Les négociations, vous le savez, sont en cours avec six pays candidats. Le prochain Conseil européen d'Helsinki, à la fin de cette année, permettra d'admettre six autres Etats à la table des négociations. Je réaffirme devant vous notre détermination à réussir cet élargissement, pour que l'Union européenne en sorte, non pas diluée, mais renforcée, au bénéfice des Quinze et des nouveaux membres.

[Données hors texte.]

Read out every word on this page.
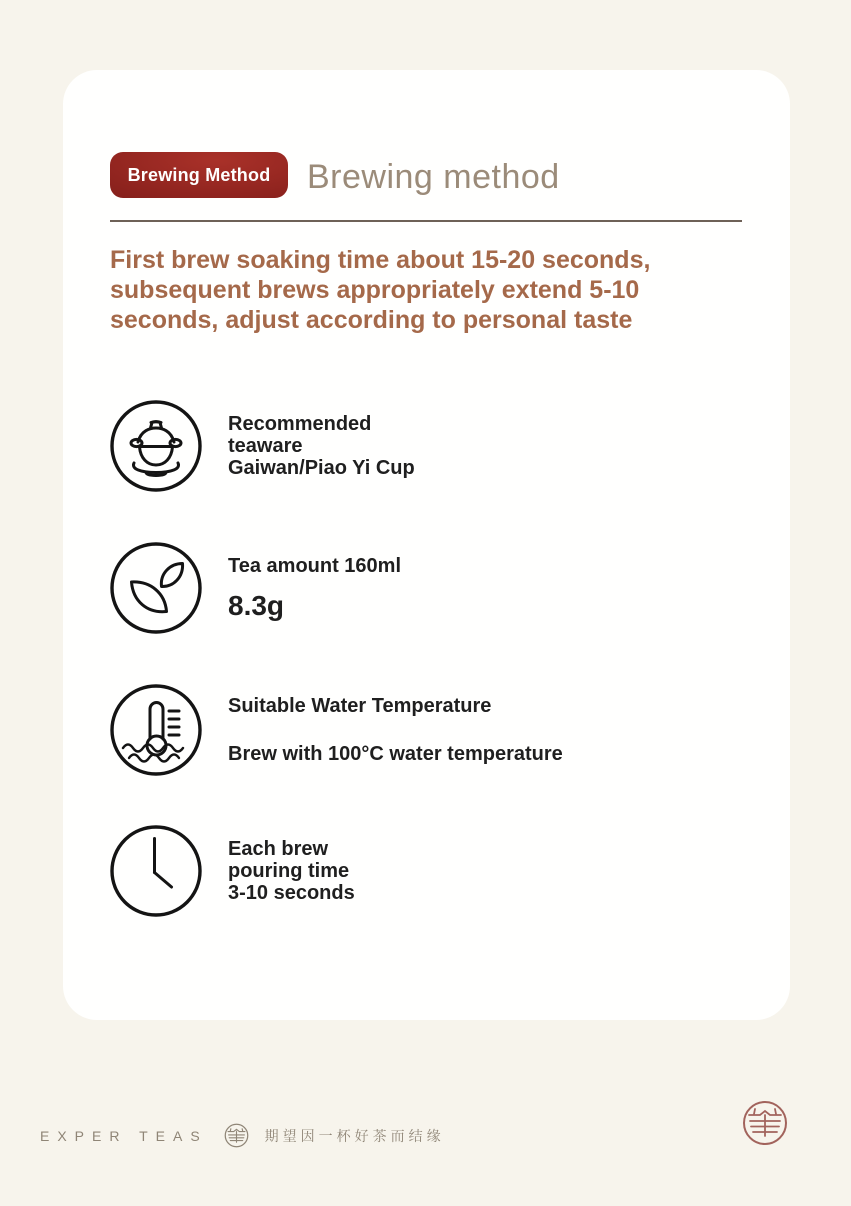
Brewing Method Brewing method
First brew soaking time about 15-20 seconds,
subsequent brews appropriately extend 5-10
seconds, adjust according to personal taste
Recommended
teaware
Gaiwan/Piao Yi Cup
Tea amount 160ml
8.3g
Suitable Water Temperature
Brew with 100°C water temperature
Each brew
pouring time
3-10 seconds
EXPER TEAS	期望因一杯好茶而结缘
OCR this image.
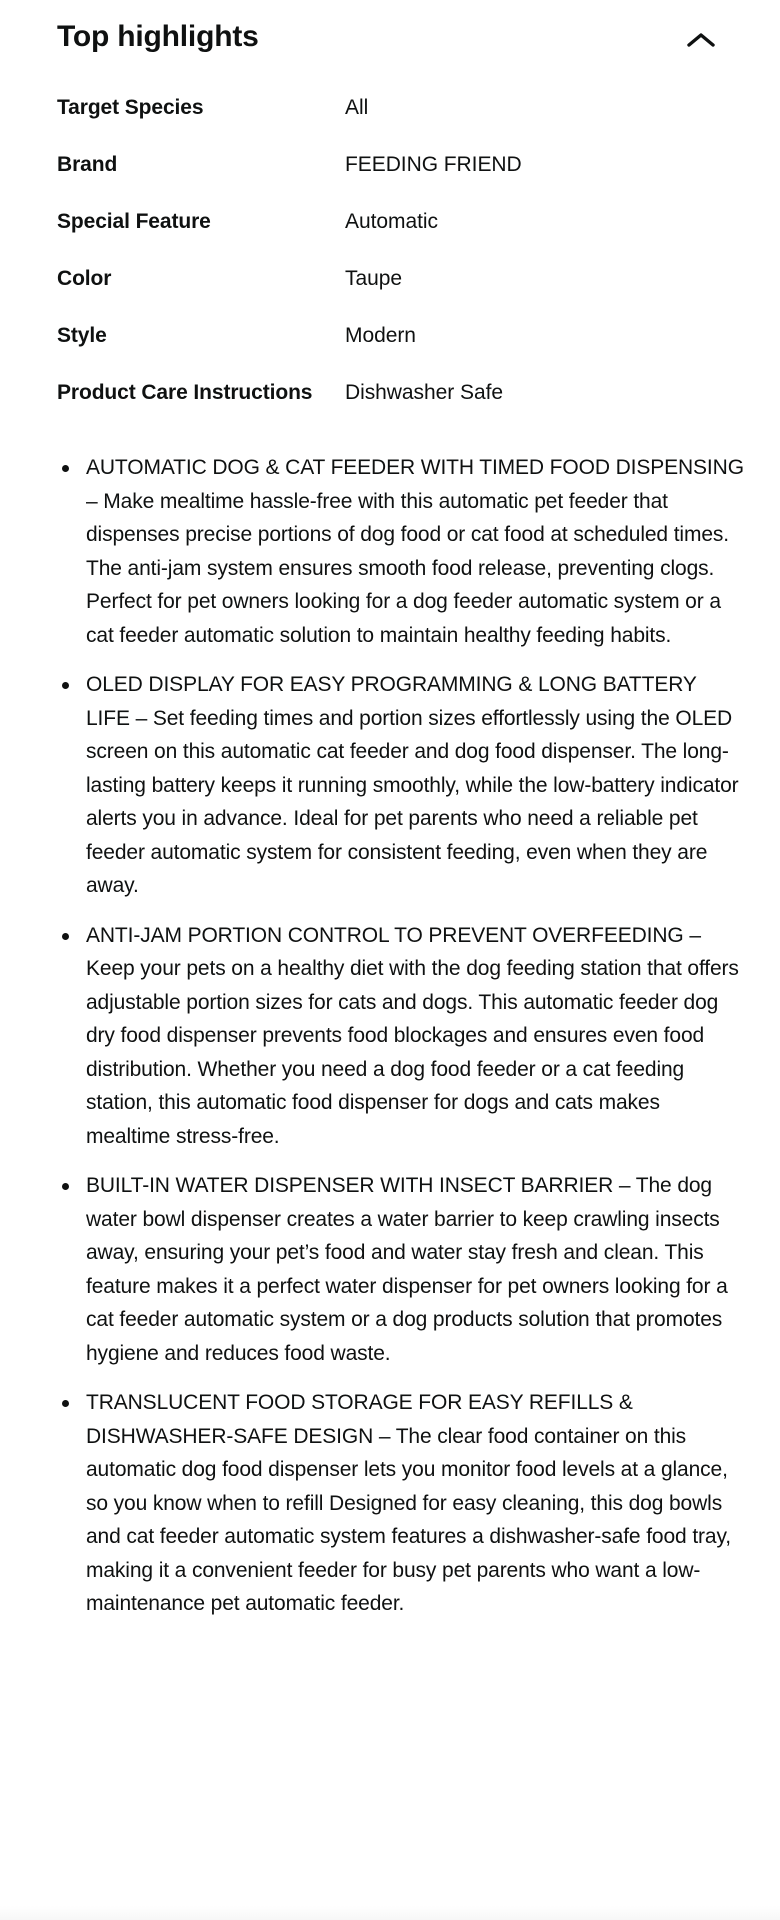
Top highlights
Target Species	All
Brand	FEEDING FRIEND
Special Feature	Automatic
Color	Taupe
Style	Modern
Product Care Instructions	Dishwasher Safe
AUTOMATIC DOG & CAT FEEDER WITH TIMED FOOD DISPENSING – Make mealtime hassle-free with this automatic pet feeder that dispenses precise portions of dog food or cat food at scheduled times. The anti-jam system ensures smooth food release, preventing clogs. Perfect for pet owners looking for a dog feeder automatic system or a cat feeder automatic solution to maintain healthy feeding habits.
OLED DISPLAY FOR EASY PROGRAMMING & LONG BATTERY LIFE – Set feeding times and portion sizes effortlessly using the OLED screen on this automatic cat feeder and dog food dispenser. The long-lasting battery keeps it running smoothly, while the low-battery indicator alerts you in advance. Ideal for pet parents who need a reliable pet feeder automatic system for consistent feeding, even when they are away.
ANTI-JAM PORTION CONTROL TO PREVENT OVERFEEDING – Keep your pets on a healthy diet with the dog feeding station that offers adjustable portion sizes for cats and dogs. This automatic feeder dog dry food dispenser prevents food blockages and ensures even food distribution. Whether you need a dog food feeder or a cat feeding station, this automatic food dispenser for dogs and cats makes mealtime stress-free.
BUILT-IN WATER DISPENSER WITH INSECT BARRIER – The dog water bowl dispenser creates a water barrier to keep crawling insects away, ensuring your pet’s food and water stay fresh and clean. This feature makes it a perfect water dispenser for pet owners looking for a cat feeder automatic system or a dog products solution that promotes hygiene and reduces food waste.
TRANSLUCENT FOOD STORAGE FOR EASY REFILLS & DISHWASHER-SAFE DESIGN – The clear food container on this automatic dog food dispenser lets you monitor food levels at a glance, so you know when to refill Designed for easy cleaning, this dog bowls and cat feeder automatic system features a dishwasher-safe food tray, making it a convenient feeder for busy pet parents who want a low-maintenance pet automatic feeder.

Au-delà, nous devrons commencer à envisager ce que pourraient être les contours définitifs de l'Europe, tant il est vrai que les citoyens peuvent avoir le vertige dans un espace en constante évolution. Je voudrais simplement dire, à ce stade, que l'Europe balkanique, l'ex-Yougoslavie comme l'Albanie, auront vocation à rejoindre, le moment venu, l'Union européenne.
La question de l'ancrage européen de la Turquie, dont je connais bien sûr la sensibilité et l'importance qu'on y attache ici, devra également être abordée avec sérénité et réalisme. J'étais moi-même à Ankara hier et j'y ai plaidé, avec un seul langage, le même que j'ai tenu encore il y a quelques instants à mon ami Georges Papandréou, en faveur d'un apaisement des relations entre vos deux pays. Je réaffirme avec force, devant vous, que le projet européen est, avant tout, une exigence de paix. L'Europe est l'espace privilégié de dépassement des conflits. Je suis convaincu qu'elle peut offrir un avenir de coopération et de bon voisinage entre la Grèce et ses voisins, comme elle y est parvenue entre d'autres peuples auparavant opposés.
Vous le voyez, la tâche qui attend les Européens, qui nous attend tous, à l'aube de ce nouveau millénaire, est considérable et exaltante. Si notre énergie ne fait pas défaut, je suis "persuadé que nous saurons nous montrer digne, cinquante ans après, des bâtisseurs de l'Europe de l'après-guerre qui souhaitaient allier l'ambition du rêve à la force du réalisme. Nous pourrons faire face aux défis du monde global en préservant cette combinaison unique entre performance économique et exigence sociale et citoyenne qui fait la particularité et la richesse du modèle européen.
Je suis convaincu que, dans cette aventure, Grecs et Français continueront de marcher du même pas, décidé et solidaire./.